Segundo dados da Receita, a Global é uma das sócias da Precisa Medicamentos, que representa no Brasil o laboratório indiano Bharat Biotech, fabricante da Covaxin, vacina contra a covid-19. O presidente da Global, Francisco Emerson Maximiano, também é sócio-administrador da Precisa. Apesar do processo envolvendo a Global, nenhuma das duas empresas está impedida de firmar contratos com o governo federal.

O Ministério da Saúde negocia com a Precisa a compra de 20 milhões de doses da Covaxin. Segundo a pasta, o acordo só não foi fechado ainda por “atrasos nos repasses de informações” por parte da empresa. A ideia é começar a receber as doses já em março.

A negociação para a compra da vacina indiana ocorre no momento em que o governo é pressionado para ampliar a oferta de doses. Bolsonaro tenta reduzir a dependência da Coronavac, associada ao governador de São Paulo, João Doria (PSDB), adversário político do presidente. Além da negociação com a Saúde, a Precisa tem acordo com a Associação Brasileira das Clínicas de Vacina (ABCVAC) para vender 5 milhões de doses ao setor privado.

O imunizante já recebeu aval para uso emergencial na Índia, mas tem dados de eficácia ainda desconhecidos e está ainda na fase 3 dos testes.

Divergência

No fim de outubro de 2017, a Global – sócia da Precisa Medicamentos – venceu edital para compra emergencial de medicamentos de alto custo para doenças raras – proposta de R$ 19,9 milhões. A Anvisa, à época, disse que a Global não apresentou documentos exigidos para liberar a importação dos produtos, o que levou Barros a acusar o órgão de favorecer monopólios.

O então ministro chegou a orientar pacientes, por WhatsApp, a que fossem à Justiça contra a Anvisa. No mesmo período houve outras compras que opuseram Barros e a Anvisa e terminaram frustradas, mas apenas a Global recebeu o pagamento antecipado.

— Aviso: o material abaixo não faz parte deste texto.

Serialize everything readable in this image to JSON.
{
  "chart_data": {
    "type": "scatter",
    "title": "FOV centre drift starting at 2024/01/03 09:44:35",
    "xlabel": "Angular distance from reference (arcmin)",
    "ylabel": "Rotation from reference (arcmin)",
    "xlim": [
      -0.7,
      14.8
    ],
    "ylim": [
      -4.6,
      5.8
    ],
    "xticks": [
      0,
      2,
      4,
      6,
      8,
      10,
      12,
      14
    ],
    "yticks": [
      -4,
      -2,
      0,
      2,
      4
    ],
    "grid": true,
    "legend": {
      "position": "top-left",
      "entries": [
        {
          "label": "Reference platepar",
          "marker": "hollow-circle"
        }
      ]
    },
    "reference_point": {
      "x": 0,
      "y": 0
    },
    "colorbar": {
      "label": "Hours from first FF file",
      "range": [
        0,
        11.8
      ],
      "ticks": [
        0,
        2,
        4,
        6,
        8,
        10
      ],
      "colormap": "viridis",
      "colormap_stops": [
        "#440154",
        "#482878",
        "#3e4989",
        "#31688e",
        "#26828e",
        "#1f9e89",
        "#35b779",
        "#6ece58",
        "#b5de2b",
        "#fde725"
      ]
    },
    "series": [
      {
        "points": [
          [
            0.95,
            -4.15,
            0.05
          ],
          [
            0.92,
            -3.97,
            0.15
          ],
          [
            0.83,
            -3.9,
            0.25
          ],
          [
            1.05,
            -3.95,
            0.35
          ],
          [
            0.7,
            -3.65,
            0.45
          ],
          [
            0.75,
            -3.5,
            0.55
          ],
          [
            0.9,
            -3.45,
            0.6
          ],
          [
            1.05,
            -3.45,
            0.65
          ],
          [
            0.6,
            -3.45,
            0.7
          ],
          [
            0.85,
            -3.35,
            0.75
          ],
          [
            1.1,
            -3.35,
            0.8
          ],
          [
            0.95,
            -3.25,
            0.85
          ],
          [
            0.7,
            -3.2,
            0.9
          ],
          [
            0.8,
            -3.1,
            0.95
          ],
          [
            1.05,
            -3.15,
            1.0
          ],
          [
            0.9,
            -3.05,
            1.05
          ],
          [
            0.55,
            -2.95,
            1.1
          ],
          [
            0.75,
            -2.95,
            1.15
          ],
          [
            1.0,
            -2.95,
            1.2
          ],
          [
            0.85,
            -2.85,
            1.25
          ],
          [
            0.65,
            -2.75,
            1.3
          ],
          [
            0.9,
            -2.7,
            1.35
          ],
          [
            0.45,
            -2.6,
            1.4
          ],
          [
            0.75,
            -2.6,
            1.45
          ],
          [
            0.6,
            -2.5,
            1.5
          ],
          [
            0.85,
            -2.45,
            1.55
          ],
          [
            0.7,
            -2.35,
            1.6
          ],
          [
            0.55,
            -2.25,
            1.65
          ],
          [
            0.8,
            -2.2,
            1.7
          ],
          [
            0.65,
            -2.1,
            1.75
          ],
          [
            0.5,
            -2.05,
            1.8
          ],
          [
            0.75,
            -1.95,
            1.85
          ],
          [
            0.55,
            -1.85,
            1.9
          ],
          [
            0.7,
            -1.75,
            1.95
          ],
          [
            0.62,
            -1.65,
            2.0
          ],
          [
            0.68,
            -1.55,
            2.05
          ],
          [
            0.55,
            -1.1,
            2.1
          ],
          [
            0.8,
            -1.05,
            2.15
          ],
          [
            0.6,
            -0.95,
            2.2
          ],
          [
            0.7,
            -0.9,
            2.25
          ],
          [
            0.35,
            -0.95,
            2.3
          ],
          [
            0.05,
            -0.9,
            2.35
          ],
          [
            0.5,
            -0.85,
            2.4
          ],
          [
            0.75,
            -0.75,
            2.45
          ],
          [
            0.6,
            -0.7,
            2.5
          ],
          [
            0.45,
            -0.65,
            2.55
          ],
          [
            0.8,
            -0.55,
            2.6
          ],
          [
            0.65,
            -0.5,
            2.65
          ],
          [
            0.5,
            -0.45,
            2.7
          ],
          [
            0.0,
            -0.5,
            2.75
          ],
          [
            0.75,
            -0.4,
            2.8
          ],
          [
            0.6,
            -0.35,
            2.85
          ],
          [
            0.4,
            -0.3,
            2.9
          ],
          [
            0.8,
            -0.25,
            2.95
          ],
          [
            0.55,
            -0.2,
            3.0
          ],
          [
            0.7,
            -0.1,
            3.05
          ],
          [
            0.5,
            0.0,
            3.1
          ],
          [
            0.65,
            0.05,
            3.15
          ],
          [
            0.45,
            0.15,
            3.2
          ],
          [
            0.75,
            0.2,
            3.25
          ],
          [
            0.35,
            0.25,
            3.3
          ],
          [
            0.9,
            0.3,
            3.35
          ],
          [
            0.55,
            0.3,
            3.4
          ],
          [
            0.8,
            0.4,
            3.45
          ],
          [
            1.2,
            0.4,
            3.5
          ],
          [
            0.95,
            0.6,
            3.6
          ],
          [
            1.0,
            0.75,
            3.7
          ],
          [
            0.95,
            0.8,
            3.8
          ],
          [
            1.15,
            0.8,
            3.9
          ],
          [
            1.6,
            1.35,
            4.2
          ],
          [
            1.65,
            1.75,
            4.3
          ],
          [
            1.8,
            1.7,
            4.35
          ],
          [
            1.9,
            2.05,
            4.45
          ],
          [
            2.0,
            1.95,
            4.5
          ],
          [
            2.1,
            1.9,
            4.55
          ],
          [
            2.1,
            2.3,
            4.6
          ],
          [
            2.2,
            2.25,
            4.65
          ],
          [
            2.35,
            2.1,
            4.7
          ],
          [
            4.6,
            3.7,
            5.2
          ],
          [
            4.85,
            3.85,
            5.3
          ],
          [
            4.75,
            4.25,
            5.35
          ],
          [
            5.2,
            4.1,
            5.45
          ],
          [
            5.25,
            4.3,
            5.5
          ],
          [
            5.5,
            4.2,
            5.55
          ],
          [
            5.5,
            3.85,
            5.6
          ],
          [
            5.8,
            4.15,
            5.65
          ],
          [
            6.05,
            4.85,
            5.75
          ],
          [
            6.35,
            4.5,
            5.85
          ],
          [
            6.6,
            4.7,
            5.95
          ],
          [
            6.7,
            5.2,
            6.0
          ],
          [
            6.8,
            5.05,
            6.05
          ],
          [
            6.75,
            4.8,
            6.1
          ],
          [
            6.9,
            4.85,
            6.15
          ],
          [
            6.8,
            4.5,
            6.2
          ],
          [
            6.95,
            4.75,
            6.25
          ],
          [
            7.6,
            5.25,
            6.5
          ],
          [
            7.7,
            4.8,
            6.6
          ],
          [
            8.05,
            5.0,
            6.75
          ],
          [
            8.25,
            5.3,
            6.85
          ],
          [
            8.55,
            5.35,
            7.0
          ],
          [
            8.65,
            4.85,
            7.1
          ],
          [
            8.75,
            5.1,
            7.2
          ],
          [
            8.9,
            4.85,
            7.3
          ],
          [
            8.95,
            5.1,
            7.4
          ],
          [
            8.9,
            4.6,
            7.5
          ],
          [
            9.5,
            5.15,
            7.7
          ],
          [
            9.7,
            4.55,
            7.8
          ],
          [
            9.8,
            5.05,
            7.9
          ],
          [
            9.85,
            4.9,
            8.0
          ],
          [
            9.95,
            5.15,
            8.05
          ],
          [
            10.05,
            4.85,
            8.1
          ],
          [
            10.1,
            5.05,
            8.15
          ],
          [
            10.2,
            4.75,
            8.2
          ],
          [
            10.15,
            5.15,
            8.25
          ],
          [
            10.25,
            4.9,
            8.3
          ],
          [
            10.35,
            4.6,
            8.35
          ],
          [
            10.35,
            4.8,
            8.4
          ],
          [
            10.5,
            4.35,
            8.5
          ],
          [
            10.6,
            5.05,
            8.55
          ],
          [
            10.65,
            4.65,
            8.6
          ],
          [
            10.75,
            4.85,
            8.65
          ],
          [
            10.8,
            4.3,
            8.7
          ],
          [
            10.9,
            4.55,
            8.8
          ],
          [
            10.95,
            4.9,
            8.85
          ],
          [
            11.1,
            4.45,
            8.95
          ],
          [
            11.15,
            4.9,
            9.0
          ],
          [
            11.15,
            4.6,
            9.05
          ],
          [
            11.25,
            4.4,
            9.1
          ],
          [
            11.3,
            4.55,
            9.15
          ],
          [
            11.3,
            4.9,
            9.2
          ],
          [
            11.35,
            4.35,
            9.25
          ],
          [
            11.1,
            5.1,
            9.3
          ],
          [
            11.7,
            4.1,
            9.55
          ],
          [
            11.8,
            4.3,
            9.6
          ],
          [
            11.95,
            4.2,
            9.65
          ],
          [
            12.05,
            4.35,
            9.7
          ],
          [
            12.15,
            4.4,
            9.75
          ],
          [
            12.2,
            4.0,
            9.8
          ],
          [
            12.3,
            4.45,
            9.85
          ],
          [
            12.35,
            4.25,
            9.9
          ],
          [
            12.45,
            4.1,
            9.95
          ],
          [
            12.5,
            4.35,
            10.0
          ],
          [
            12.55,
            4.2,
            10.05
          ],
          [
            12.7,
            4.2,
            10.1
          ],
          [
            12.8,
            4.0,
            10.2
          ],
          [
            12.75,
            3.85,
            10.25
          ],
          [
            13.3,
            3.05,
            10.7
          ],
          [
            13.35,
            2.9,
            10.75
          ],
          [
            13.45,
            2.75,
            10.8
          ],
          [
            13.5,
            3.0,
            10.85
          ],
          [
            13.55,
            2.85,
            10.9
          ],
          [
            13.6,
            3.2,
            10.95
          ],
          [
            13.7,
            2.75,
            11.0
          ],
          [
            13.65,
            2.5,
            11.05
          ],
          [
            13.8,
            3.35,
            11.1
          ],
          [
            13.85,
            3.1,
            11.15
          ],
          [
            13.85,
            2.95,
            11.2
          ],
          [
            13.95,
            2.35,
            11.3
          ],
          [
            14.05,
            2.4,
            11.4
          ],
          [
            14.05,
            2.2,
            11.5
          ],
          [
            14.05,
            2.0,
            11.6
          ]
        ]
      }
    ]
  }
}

Após decisão da Justiça, a Anvisa autorizou as licenças de importação à Global. Ainda assim, a empresa não conseguiu cumprir o contrato. Apenas poucos frascos foram trazidos ao País e nem sequer foram distribuídos, pois eram apenas amostras de lotes. No fim de 2018 a empresa firmou um acordo para devolver o valor do contrato em quatro parcelas e mais tarde pediu para entregar o valor em 60 vezes, o que não foi aceito.

Em resposta a um pedido do Estadão via Lei de Acesso à Informação, a Saúde se recusou a entregar o processo atualizado de cobrança à Global, dizendo que ele se encontra “em fase de atualização do valor”.

Na ação em que Barros e a Global são réus, a procuradora Luciana Loureiro Oliveira afirma que o ministério “insistia” em dar à empresa “todas as oportunidades possíveis de executar” o contrato.

Procurado, Barros disse ao Estadão que “rechaça” acusações do MPF sobre ter beneficiado a Global e que “repudia” o “ativismo político” de procuradores. “No caso da empresa Global, houve inexecução contratual e foram adotadas todas as providências pelo ministério (…).” O Ministério da Saúde, a Global e a Precisa Medicamentos não quiseram se manifestar.

Barros ‘aperta o cerco’ à Anvisa

Atual líder do governo na Câmara, o deputado Ricardo Barros tem feito críticas à atuação da Anvisa no processo de aprovação de vacinas. Em entrevista ao Estadão no dia 4, disse que iria “enquadrar” a agência, que não estaria “nem aí” para a discussão sobre as vacinas contra a covid-19. No mesmo dia, o Congresso aprovou regra que prevê um prazo de cinco dias para o órgão sanitário liberar o uso emergencial de imunizantes já aprovados em outros países. O presidente da agência, Antonio Barra Torres, reagiu e disse que estuda ir ao STF se a regra for sancionada.

Barros também apresentou uma emenda à MP 1026/2021 para a Anvisa acelerar a análise de vacinas já autorizadas na Índia. A regra atual permite facilitar o caminho a produtos com aval de agências de peso, como as dos Estados Unidos, China e Europa. A emenda foi aceita no relatório sobre a MP, que deve ser votada na semana que vem pela Câmara dos Deputados.

As informações são do jornal O Estado de S. Paulo.